When a member of Dayton’s Jewish community posted a photo on Facebook Sept. 16 that she had just taken off an antisemitic sticker pasted on the rear of a strip club’s van, her friends could see the sticker really was on the van’s rear.
Rachel Haug Gilbert and her family were picking up pizza for dinner in Centerville when she noticed the sticker on the Diamonds Cabaret van, parked in front of the private club at 960 Miamisburg-Centerville Road, on the other side of the outdoor mall.
The sticker showed an illustration of Jesus giving the middle finger with the message, “Fu*k Jews.”
Diamonds’ van, wrapped with images of scantily-clad females, features a woman’s rear on the rear of the vehicle. And that’s where a vandal affixed the antisemitic sticker.
Gilbert also posted she “immediately parked her car and ripped off the offensive slur,” the word Jew, and posted a photo of the sticker after she had scraped off the word.
Diamonds Cabaret owner Luke Liakos said he wasn’t at the club at the time, but learned of the hate vandalism that evening on social media.
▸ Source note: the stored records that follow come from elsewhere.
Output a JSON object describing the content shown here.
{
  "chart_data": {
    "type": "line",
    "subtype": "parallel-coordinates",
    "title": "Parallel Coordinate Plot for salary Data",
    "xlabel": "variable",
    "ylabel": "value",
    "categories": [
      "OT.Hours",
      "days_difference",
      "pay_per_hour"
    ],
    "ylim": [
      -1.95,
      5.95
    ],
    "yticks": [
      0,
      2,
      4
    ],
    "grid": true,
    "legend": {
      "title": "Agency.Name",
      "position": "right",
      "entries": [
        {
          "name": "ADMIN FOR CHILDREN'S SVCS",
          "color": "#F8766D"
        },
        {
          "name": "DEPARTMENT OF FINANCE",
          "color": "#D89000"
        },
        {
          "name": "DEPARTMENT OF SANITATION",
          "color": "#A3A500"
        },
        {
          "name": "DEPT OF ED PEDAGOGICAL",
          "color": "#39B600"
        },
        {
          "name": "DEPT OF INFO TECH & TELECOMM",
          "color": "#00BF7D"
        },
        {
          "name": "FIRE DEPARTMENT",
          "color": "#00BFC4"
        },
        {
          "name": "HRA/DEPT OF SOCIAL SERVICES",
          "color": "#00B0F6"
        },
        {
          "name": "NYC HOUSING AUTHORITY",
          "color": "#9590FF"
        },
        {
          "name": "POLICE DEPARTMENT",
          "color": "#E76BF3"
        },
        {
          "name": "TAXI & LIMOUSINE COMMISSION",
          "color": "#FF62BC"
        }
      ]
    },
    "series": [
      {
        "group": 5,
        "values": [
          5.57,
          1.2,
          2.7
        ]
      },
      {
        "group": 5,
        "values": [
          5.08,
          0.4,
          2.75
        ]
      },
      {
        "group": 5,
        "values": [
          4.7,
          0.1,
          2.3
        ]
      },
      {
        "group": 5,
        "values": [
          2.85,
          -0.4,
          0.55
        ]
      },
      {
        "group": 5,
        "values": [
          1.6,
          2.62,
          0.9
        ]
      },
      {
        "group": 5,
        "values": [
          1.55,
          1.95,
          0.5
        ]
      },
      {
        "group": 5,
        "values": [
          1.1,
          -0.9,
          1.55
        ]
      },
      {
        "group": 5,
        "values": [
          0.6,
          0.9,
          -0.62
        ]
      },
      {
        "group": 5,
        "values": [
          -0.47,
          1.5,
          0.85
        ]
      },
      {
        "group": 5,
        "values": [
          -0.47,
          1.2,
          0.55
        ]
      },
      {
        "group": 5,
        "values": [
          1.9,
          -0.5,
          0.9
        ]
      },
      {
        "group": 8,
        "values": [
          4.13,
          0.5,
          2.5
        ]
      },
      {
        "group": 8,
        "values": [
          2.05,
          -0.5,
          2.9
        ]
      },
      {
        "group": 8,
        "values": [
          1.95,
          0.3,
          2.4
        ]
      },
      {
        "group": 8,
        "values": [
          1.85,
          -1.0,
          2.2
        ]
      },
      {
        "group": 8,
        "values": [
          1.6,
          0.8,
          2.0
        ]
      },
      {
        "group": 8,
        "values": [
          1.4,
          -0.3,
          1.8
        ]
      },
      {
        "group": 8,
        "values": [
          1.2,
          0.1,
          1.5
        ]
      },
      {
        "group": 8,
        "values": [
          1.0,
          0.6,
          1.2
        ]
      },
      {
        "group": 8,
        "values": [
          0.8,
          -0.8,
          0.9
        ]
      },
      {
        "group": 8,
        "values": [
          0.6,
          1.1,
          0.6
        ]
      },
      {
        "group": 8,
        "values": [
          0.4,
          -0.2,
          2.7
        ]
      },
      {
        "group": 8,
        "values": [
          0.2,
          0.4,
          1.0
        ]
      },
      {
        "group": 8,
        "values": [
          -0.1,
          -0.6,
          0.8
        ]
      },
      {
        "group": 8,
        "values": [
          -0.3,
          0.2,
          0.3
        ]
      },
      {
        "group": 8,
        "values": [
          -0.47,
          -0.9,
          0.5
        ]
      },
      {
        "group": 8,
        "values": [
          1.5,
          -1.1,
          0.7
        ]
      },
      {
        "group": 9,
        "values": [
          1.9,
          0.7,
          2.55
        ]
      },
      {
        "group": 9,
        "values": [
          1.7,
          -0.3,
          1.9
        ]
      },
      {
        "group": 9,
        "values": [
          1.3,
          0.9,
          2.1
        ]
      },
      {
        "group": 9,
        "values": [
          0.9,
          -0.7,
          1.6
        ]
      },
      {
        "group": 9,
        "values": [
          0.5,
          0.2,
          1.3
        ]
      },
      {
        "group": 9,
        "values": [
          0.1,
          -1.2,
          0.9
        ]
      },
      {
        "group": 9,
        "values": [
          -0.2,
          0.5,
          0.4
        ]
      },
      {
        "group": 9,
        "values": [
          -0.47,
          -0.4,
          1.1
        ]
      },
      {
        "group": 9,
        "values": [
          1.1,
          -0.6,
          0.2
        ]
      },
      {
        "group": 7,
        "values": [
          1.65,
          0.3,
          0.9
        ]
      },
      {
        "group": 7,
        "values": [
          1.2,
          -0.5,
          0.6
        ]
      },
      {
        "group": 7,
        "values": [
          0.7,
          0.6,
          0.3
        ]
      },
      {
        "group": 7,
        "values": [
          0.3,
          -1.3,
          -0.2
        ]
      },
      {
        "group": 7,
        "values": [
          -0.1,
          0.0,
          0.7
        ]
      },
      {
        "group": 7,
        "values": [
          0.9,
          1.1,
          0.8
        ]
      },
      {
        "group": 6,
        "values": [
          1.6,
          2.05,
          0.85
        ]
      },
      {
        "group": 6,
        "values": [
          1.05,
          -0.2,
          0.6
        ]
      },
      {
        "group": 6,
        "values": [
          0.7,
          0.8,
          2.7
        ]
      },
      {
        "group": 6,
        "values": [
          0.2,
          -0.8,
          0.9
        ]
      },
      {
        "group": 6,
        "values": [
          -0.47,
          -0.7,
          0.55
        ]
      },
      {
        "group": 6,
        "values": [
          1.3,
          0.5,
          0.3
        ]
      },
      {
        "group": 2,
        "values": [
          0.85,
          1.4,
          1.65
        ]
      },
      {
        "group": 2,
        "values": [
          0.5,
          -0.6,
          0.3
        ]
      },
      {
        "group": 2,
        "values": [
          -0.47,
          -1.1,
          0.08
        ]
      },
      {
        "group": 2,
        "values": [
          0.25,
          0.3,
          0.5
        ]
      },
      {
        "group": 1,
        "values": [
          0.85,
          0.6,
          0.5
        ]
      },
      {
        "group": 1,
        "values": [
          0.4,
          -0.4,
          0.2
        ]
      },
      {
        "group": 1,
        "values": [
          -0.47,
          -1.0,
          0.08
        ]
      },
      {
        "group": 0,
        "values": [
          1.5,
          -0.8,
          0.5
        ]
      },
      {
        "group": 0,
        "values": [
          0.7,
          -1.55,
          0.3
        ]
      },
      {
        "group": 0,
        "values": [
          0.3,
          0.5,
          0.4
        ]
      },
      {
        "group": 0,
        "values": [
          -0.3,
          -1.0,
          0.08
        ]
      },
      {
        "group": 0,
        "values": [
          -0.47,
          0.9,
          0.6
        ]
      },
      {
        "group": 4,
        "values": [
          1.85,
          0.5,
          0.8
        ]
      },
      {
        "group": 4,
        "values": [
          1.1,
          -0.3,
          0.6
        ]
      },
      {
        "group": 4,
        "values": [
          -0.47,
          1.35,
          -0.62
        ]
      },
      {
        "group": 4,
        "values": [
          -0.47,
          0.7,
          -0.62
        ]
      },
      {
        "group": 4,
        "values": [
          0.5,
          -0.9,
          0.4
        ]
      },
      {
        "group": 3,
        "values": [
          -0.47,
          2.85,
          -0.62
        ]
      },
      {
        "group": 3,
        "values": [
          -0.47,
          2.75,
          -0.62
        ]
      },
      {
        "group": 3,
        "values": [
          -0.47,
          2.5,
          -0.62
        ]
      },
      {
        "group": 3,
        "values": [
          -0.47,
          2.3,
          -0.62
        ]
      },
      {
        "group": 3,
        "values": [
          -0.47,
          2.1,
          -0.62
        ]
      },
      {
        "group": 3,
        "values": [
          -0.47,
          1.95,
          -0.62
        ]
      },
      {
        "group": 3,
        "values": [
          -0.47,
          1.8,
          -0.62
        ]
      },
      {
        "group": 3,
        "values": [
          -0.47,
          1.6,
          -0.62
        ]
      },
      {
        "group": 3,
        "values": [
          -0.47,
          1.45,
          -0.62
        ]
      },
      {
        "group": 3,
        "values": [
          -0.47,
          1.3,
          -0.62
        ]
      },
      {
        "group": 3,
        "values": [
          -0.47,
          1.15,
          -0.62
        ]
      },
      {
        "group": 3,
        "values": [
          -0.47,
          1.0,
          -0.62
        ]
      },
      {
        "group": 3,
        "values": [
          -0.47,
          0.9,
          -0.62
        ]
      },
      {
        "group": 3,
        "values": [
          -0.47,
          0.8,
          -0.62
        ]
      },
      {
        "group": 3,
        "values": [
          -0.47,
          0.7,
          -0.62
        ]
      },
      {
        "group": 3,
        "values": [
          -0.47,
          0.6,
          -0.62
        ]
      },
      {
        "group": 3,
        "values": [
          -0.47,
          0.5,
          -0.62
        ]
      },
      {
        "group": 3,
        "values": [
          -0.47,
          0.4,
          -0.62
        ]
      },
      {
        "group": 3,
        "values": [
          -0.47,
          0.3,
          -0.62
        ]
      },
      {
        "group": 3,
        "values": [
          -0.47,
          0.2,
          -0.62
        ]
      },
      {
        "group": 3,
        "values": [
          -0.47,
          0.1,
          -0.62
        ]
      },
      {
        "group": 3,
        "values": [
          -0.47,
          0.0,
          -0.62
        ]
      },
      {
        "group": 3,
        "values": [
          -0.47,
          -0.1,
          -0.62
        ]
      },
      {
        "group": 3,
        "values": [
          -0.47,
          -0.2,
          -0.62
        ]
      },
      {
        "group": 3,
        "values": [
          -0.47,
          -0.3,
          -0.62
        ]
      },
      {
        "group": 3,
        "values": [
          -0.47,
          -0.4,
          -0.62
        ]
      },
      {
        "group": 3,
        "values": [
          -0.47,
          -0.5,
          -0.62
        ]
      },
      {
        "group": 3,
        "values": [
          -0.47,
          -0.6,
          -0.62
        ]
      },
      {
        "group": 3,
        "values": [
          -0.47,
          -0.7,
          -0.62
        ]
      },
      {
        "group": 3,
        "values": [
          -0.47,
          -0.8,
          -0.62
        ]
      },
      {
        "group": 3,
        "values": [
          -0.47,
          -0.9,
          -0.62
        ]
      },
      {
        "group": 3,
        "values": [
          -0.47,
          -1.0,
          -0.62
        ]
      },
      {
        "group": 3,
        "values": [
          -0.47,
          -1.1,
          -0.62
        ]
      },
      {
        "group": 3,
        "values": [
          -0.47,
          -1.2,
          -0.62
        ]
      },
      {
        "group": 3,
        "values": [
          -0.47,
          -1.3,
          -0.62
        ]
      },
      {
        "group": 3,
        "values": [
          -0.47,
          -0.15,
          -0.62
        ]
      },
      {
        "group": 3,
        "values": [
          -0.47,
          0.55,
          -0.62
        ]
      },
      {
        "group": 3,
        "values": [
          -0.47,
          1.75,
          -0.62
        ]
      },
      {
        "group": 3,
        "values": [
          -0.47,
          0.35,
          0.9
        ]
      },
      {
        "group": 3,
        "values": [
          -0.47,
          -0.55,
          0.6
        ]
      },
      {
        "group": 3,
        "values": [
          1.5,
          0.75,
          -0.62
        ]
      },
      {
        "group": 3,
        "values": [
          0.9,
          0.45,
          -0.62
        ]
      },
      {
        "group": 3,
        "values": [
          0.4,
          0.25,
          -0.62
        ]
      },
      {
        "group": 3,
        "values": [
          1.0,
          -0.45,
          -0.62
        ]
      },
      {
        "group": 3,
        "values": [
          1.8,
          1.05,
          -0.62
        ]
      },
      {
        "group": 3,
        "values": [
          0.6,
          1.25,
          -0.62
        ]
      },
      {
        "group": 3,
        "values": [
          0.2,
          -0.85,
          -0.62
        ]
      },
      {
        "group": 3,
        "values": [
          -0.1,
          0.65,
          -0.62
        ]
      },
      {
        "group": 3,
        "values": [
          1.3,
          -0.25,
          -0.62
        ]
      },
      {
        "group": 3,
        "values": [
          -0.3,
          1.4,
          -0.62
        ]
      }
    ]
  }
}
“Then I immediately called my managers to go out and see what was going on and they immediately removed it,” Liakos said. “It was disturbing and upsetting to say the least. I was upset. I was livid.”
Liakos said he called the Montgomery County Sheriff’s Office that night.
“They filled out a police report, but I won’t actually get the police report for a couple of days,” he said “Once I get the police report, I’ll walk it over to the FBI on Clyo Road.”
Though he doesn’t know for sure, Liakos, who is not Jewish, is convinced the hate sticker was put on his van by one of the religious protesters who shows up in front of his business on weekends.
“I have a feeling they were behind it,” he said. “I can’t prove it, because we don’t have video of it – we went through all the video and we couldn’t find it. I’m actually getting ready to replace all the cameras in the parking lot. It’s just frustrating. I’m so sick of the hate and antisemitism.”
Liakos said Diamonds was closed for 75 days beginning in March in line with the governor’s business closures. Since the strip club doesn’t have a liquor license – it’s bring your own – it’s now legally able to stay open into the early morning hours.
“I was upset about this,” Liakos said of the hate sticker. “I don’t want anybody to even remotely think that I would have anything to do with something like this.